Exotic Wild Mushroom Outdoor Cultivation

Project Overview

Project Type: Farmer
Funds awarded in 2021: $7,590.00
Projected End Date: 11/30/2023
Grant Recipient: Merrick Farm
Region: Northeast
State: New Jersey
Project Leader:
Sergio Campos
Merrick Farm


  • Miscellaneous: mushrooms


  • Crop Production: agroforestry

    Proposal summary:

    The project objective is to explore the viability of cultivating new to market exotic culinary mushroom strains outdoors using multiple inoculation techniques sustainably and economically. This research will open the local market and restaurant industry to new varieties of mushrooms that are of exceptional medicinal and culinary use. This research provides the framework for any farmer with access to a forested area to produce unique food crops by converting forestry and agricultural waste products such as hardwood logs and composted materials into a food production site. 

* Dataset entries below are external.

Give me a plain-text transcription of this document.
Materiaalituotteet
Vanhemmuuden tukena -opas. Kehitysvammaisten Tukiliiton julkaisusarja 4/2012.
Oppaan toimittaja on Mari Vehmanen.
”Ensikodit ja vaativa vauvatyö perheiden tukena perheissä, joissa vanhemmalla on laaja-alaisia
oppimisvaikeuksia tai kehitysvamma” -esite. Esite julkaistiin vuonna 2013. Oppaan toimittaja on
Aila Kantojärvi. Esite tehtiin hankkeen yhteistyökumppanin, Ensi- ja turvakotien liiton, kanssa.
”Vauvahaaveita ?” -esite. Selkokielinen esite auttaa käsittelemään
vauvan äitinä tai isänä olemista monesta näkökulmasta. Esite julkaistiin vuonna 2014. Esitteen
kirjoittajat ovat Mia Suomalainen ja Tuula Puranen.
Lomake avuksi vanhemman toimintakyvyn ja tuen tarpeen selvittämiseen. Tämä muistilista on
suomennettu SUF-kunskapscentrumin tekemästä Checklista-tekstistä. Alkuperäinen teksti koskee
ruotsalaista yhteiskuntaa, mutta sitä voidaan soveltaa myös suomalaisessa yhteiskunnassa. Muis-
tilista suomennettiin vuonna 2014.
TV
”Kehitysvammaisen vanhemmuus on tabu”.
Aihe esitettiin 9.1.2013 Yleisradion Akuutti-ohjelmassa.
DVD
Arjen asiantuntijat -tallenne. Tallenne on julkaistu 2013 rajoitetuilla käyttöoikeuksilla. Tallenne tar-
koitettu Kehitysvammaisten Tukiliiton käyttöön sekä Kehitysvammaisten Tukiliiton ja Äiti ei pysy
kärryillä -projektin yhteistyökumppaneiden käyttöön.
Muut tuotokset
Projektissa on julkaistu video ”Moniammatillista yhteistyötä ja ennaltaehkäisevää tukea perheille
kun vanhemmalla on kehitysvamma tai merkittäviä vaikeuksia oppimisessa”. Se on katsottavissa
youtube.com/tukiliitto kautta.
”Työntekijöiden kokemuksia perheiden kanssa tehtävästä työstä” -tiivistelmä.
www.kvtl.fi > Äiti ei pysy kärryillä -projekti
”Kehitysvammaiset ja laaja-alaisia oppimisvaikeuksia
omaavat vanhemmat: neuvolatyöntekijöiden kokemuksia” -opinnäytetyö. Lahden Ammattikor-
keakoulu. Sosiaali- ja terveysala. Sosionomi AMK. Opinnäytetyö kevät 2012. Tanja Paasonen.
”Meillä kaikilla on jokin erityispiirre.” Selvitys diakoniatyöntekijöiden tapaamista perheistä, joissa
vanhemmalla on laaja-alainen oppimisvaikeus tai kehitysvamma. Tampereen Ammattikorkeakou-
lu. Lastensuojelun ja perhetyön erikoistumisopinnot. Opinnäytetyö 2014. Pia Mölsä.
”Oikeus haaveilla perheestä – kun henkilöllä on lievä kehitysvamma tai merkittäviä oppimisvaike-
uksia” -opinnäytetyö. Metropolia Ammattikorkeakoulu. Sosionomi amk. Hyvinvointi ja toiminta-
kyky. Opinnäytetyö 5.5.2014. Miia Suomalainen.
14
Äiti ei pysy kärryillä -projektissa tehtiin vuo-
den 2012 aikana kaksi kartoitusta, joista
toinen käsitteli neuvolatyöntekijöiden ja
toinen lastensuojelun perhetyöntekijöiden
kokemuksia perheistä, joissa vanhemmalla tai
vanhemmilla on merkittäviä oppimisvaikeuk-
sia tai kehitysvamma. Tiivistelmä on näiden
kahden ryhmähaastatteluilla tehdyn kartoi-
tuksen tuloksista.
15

    Project objectives from proposal:

    Forest farming of mushrooms is an agroforestry practice than increases crop diversity while providing diversified income for farmers and other forest owners. Mushrooms can be an integral part of sustainable forest management by using selective thinning practices and utilizing tree services in your region to acquire hardwood logs. There is strong consumer demand for forest grown mushrooms and unmet demand that should allow for the successful entry of new producers here in the Northeast and also all over the United States. A major goal of this project is to continue to implement small scale production of these varieties of mushrooms and to monitor their actual cost,labor, and income.This will allow us to develop recommendations and predictions based on actual real world on site farm data rather than theoretical production/marketing data . Furthermore, no other project or publication that I am aware of has this emphasis on proper forest management, creation of revenue streams and food production systems by utilizing agricultural waste products while leaving behind little to zero waste.

    Any opinions, findings, conclusions, or recommendations expressed in this publication are those of the author(s) and do not necessarily reflect the view of the U.S. Department of Agriculture or SARE.